According to its Bitcoin address, stablecoin issuer Tether currently holds 83,758 Bitcoins, valued at over $8 billion based on current prices, as part of its reserves. Previously, the company announced its plans to allocate nearly 15% of its quarterly profits toward purchasing BTC.
In recent times, Tether CTO Paolo Ardoino expressed interest in exploring the artificial intelligence (AI) sector. He recently gave a preview of AI features that the company is currently developing, along with its own AI SDK platform, as outlined in our recent blog post.
Key Challenges Faced By the USDT Issuer
The USDT stablecoin issuer has been facing major compliance challenges not only in the US but other regions.

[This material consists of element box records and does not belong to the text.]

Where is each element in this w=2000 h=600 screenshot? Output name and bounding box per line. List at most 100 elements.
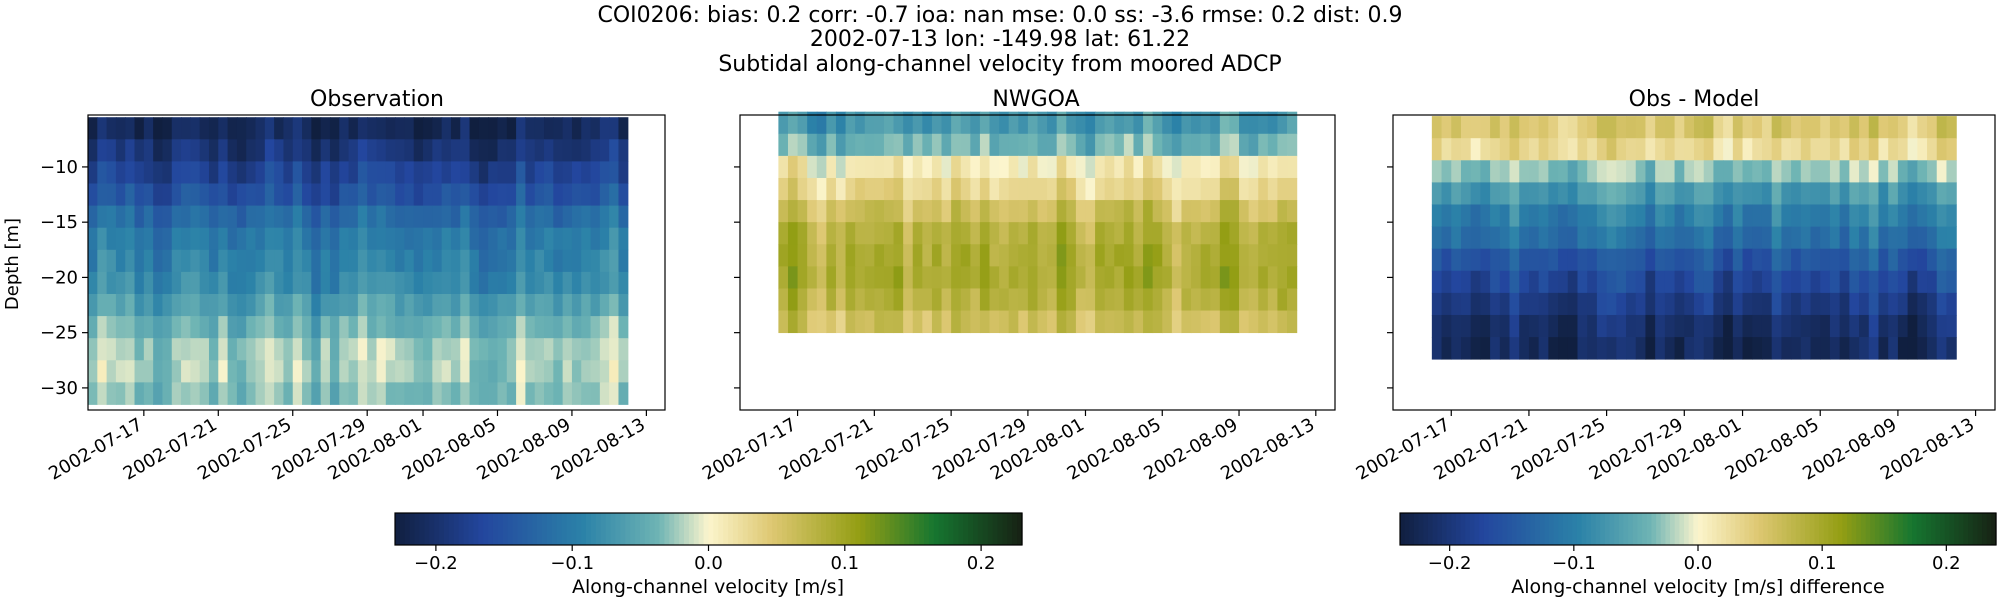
heatmap-cell xyxy=(88,249,98,273)
heatmap-cell xyxy=(395,205,406,229)
heatmap-cell xyxy=(1694,138,1705,161)
heatmap-cell xyxy=(190,338,201,361)
heatmap-cell xyxy=(1761,226,1773,250)
heatmap-cell xyxy=(1548,182,1559,205)
heatmap-cell xyxy=(376,183,387,206)
heatmap-cell xyxy=(970,310,981,334)
heatmap-cell xyxy=(1490,138,1501,161)
heatmap-cell xyxy=(1528,292,1540,316)
heatmap-cell xyxy=(506,227,517,251)
heatmap-cell xyxy=(329,271,340,295)
heatmap-cell xyxy=(1577,182,1588,205)
heatmap-cell xyxy=(1431,182,1443,205)
heatmap-cell xyxy=(1470,160,1481,183)
heatmap-cell xyxy=(1162,310,1173,334)
heatmap-cell xyxy=(1800,226,1812,250)
colorbar-segment xyxy=(958,513,964,545)
heatmap-cell xyxy=(329,249,340,273)
heatmap-cell xyxy=(979,111,991,135)
heatmap-cell xyxy=(236,382,247,405)
heatmap-cell xyxy=(1829,160,1841,183)
heatmap-cell xyxy=(413,338,424,361)
heatmap-cell xyxy=(208,161,219,184)
heatmap-cell xyxy=(1027,310,1039,334)
colorbar-segment xyxy=(909,513,915,545)
heatmap-cell xyxy=(1859,270,1870,294)
heatmap-cell xyxy=(778,155,789,179)
heatmap-cell xyxy=(1018,133,1029,157)
heatmap-cell xyxy=(357,293,368,317)
heatmap-cell xyxy=(1645,138,1656,161)
heatmap-cell xyxy=(581,139,592,162)
heatmap-cell xyxy=(1075,111,1087,135)
heatmap-cell xyxy=(893,266,904,289)
heatmap-cell xyxy=(1066,244,1077,267)
heatmap-cell xyxy=(1085,222,1096,245)
heatmap-cell xyxy=(1133,310,1144,334)
heatmap-cell xyxy=(208,338,219,361)
heatmap-cell xyxy=(1761,204,1773,227)
colorbar-segment xyxy=(728,513,734,545)
heatmap-cell xyxy=(367,338,378,361)
heatmap-cell xyxy=(1752,292,1763,316)
heatmap-cell xyxy=(581,183,592,206)
colorbar-segment xyxy=(894,513,901,545)
colorbar-segment xyxy=(1656,513,1662,545)
heatmap-cell xyxy=(1499,160,1511,183)
heatmap-cell xyxy=(171,227,182,251)
heatmap-cell xyxy=(385,249,396,273)
colorbar-segment xyxy=(1707,513,1713,545)
heatmap-cell xyxy=(1907,182,1918,205)
heatmap-cell xyxy=(816,244,827,267)
heatmap-cell xyxy=(1219,288,1231,311)
heatmap-cell xyxy=(1703,248,1715,272)
colorbar-segment xyxy=(1828,513,1834,545)
heatmap-cell xyxy=(1703,138,1715,161)
heatmap-cell xyxy=(797,111,808,135)
heatmap-cell xyxy=(264,316,275,339)
heatmap-cell xyxy=(376,271,387,295)
heatmap-cell xyxy=(1191,288,1202,311)
heatmap-cell xyxy=(1210,222,1221,245)
heatmap-cell xyxy=(1800,204,1812,227)
heatmap-cell xyxy=(922,222,933,245)
heatmap-cell xyxy=(1538,337,1549,360)
heatmap-cell xyxy=(1946,248,1957,272)
heatmap-cell xyxy=(1917,270,1928,294)
heatmap-cell xyxy=(1480,138,1491,161)
heatmap-cell xyxy=(423,382,433,405)
heatmap-cell xyxy=(1907,292,1918,316)
y-tick-label: −30 xyxy=(40,378,78,399)
heatmap-cell xyxy=(787,155,799,179)
colorbar-segment xyxy=(1865,513,1871,545)
heatmap-cell xyxy=(1075,200,1087,223)
heatmap-cell xyxy=(367,161,378,184)
colorbar-segment xyxy=(982,513,989,545)
heatmap-cell xyxy=(835,244,847,267)
colorbar-segment xyxy=(1730,513,1736,545)
heatmap-cell xyxy=(1888,270,1899,294)
heatmap-cell xyxy=(1684,116,1695,139)
heatmap-cell xyxy=(1684,292,1695,316)
heatmap-cell xyxy=(125,271,136,295)
heatmap-cell xyxy=(292,117,303,140)
heatmap-cell xyxy=(1771,138,1782,161)
heatmap-cell xyxy=(553,360,564,383)
heatmap-cell xyxy=(1810,248,1821,272)
plot-frame xyxy=(739,114,1336,411)
heatmap-cell xyxy=(999,288,1010,311)
heatmap-cell xyxy=(153,117,164,140)
heatmap-cell xyxy=(432,271,443,295)
heatmap-cell xyxy=(1868,337,1880,360)
heatmap-cell xyxy=(506,382,517,405)
heatmap-cell xyxy=(1104,222,1115,245)
heatmap-cell xyxy=(302,316,312,339)
colorbar-segment xyxy=(1012,513,1018,545)
heatmap-cell xyxy=(1645,182,1656,205)
heatmap-cell xyxy=(1181,310,1192,334)
heatmap-cell xyxy=(246,117,257,140)
heatmap-cell xyxy=(171,183,182,206)
heatmap-cell xyxy=(999,200,1010,223)
heatmap-cell xyxy=(190,205,201,229)
heatmap-cell xyxy=(599,183,610,206)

As the European Union’s Markets in Crypto Assets (MiCA) regulations kicked in by the end of December 2024, several firms operational in the region started delisting Tether’s USDT from their platform, as reported by CNF earlier.
According to JPMorgan analysts, the U.S. market presents a much greater regulatory challenge for Tether due to the company’s larger market share in the region. With both proposed bills demanding high-quality and liquid assets as reserves, Tether’s dominant position in the U.S. could face increasing pressure. “U.S. stablecoin regulations requiring more transparency and frequent reserve audits pose additional challenges to Tether,” they said.